Zur besseren Darstellung können die Polypen auch eingefärbt werden (Chromographie). Dabei wird ein Farbstoff über die Schleimhaut gesprüht, neuerdings auch in die Mucosa injiziert. Nun färbt sich der Polyp anders als sie umgebende Schleimhaut an und kann in seinem vollen Ausmaß erkannt werden. Vor allem im oder unter dem Schleimhautniveau gelegene Veränderungen werden erst durch die Chromoendoskopie deutlich sichtbar.

Die Polypektomie ist für den Patienten schmerzlos und bei kleineren Polypen ambulant durchführbar. Bei größeren Polypen sollte wegen des Risikos einer Nachblutung (das in Korrelation zur Größe des Polypen steht) der Patient stationär für einen Tag überwacht werden. Im Falle einer Nachblutung kann diese in den meisten Fällen endoskopisch gestillt werden oder steht von alleine. Ganz selten ist eine operative Blutstillung erforderlich. Die schwerwiegendste Komplikation ist die Perforation (Durchbruch). Durch die Hitzeeinwirkung des Koagulationsstromes wird in seltenen Fällen bei der Abtragung breitbasiger Polypen im eher dünnwandigen rechtsseitigen Darm eine Schädigung der Darmwand verursacht. Eine freie Perforation in die Bauchhöhle muss operiert werden, wobei die Prognose sehr gut ist.

Wann ist eine Operation erforderlich?

Alle größeren Polypen können nur durch einen operativen Eingriff entfernt werden. Für breitbasige Polypen im Mastdarm kommt idealerweise die transanale endoskopische Mikrochirurgie zu Einsatz. Sollte diese Technik nicht verfügbar sein, werden diese Polypen durch den Anus in herkömmlicher Weise entfernt und die Schleimhaut übernäht. Polypen in den anderen Darmabschnitten müssen durch einen Bauchschnitt oder in letzter Zeit zunehmend häufiger laparoskopisch (das heißt mit wenigen kleinsten Schnitten, sonst aber genau wie mit Bauchschnitt) entfernt werden. Das operative Ziel ist die Resektion des polyptragenden Darmsegmentes und die Wiederherstellung der Darmkontinuität. Die Komplikationen entsprechen denen der Darmchirurgie und sind durch eine mögliche Nachblutung, Wundinfektionen und im schwerwiegenden Fall durch die Störung der Wundheilung des Darmes charakterisiert.
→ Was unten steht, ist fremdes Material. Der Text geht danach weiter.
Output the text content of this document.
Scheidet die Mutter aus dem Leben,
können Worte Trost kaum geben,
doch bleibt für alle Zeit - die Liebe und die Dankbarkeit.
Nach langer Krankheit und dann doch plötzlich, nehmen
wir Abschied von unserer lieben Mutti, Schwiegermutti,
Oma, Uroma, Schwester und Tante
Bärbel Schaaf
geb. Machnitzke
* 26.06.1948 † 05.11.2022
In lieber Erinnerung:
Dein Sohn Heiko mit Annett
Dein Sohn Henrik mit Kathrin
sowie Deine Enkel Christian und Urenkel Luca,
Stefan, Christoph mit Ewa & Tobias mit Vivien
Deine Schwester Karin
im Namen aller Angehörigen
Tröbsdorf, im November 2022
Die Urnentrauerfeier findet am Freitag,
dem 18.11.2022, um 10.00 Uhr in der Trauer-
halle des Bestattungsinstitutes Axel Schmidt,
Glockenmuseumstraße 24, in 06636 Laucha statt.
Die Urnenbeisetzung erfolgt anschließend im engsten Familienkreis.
Da die lokalen Resektionsverfahren im Mastdarm, wie z. B. die transanale Mikrochirurgie weitgehend komplikationsarm angewandt werden, gehen die zukunftsweisenden Anstrengungen dahin, diese Verfahren auch in den anderen Darmsegmenten zur Anwendung zu bringen. Erwähnt sei hier vor allem Prof. Buess, der derzeit eine Technik perfektioniert um breitbasige Polypen im Sigma zu entfernen (Näheres in Kürze in Chirurgie-Online/News).